A copy of AutoClickChem can be downloaded from SourceForge.net.



AutoClickChem is based on the new pypdb toolbox, a framework that may facilitate the development of future python-based programs that require the manipulation of molecular models.

A copy of pypdb can be downloaded from SourceForge.net.



Sample AutoClickChem-Generated Library

To demonstrate how AutoClickChem can be used to generate a large virtual library of easily synthesizable compounds for virtual screening projects, a virtual library was constructed from models of compounds available commercially through hit2lead.com. In all, 939 suitable alkyne models and 1,220 suitable bromide models were ultimately generated from selected hit2lead compounds. AutoClickChem was first used to convert the 1,220 bromides into 1,215 azides. Next, these azide products were reacted with the 939 alkynes in silico in order to produce 2,281,770 1,2,3-triazole products. Any of these products could in theory be easily synthesized in vitro via the azide-alkyne Huisgen cycloaddition reaction. When only those models that satisfied all of Lipinski’s rule-of-five criteria were considered, approximately 800,000 drug-like models remained.

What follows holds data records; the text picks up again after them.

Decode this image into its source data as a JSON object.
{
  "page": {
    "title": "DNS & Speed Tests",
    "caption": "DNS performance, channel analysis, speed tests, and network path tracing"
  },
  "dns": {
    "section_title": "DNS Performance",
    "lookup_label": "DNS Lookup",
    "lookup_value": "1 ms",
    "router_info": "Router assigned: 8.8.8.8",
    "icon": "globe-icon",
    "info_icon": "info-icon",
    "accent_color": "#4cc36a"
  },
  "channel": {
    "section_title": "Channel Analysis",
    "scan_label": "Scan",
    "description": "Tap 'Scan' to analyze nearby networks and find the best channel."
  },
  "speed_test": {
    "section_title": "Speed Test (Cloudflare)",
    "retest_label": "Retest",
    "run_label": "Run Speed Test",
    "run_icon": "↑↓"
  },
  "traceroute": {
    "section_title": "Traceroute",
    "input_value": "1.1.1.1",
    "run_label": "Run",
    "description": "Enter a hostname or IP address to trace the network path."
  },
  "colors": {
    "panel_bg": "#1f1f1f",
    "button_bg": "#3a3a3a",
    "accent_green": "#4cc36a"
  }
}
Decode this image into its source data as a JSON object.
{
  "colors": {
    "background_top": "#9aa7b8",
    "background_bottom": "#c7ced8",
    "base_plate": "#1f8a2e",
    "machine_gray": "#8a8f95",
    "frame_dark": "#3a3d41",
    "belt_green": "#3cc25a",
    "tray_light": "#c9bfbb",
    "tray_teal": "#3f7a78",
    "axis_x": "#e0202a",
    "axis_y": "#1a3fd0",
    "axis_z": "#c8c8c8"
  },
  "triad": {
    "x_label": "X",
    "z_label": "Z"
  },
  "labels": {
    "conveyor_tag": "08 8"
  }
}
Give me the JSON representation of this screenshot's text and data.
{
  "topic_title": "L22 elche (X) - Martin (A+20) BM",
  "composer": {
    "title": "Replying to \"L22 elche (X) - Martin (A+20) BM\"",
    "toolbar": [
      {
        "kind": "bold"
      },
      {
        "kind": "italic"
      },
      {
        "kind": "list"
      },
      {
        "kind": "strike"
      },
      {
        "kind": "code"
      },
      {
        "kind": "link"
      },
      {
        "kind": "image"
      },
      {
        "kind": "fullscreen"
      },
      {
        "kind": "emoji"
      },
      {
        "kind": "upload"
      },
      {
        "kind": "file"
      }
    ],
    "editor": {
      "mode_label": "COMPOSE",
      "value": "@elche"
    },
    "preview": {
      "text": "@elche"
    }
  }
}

Though we recommend creating custom libraries specifically designed for target proteins of interest, this large, diverse virtual library may nevertheless serve as a useful starting point for any virtual-screening project. A fast docking program like AutoDock Vina running on a 100-processor cluster should be able to screen the whole library against a single protein structure in a matter of days.

This virtual library is available for download from SourceForge.net.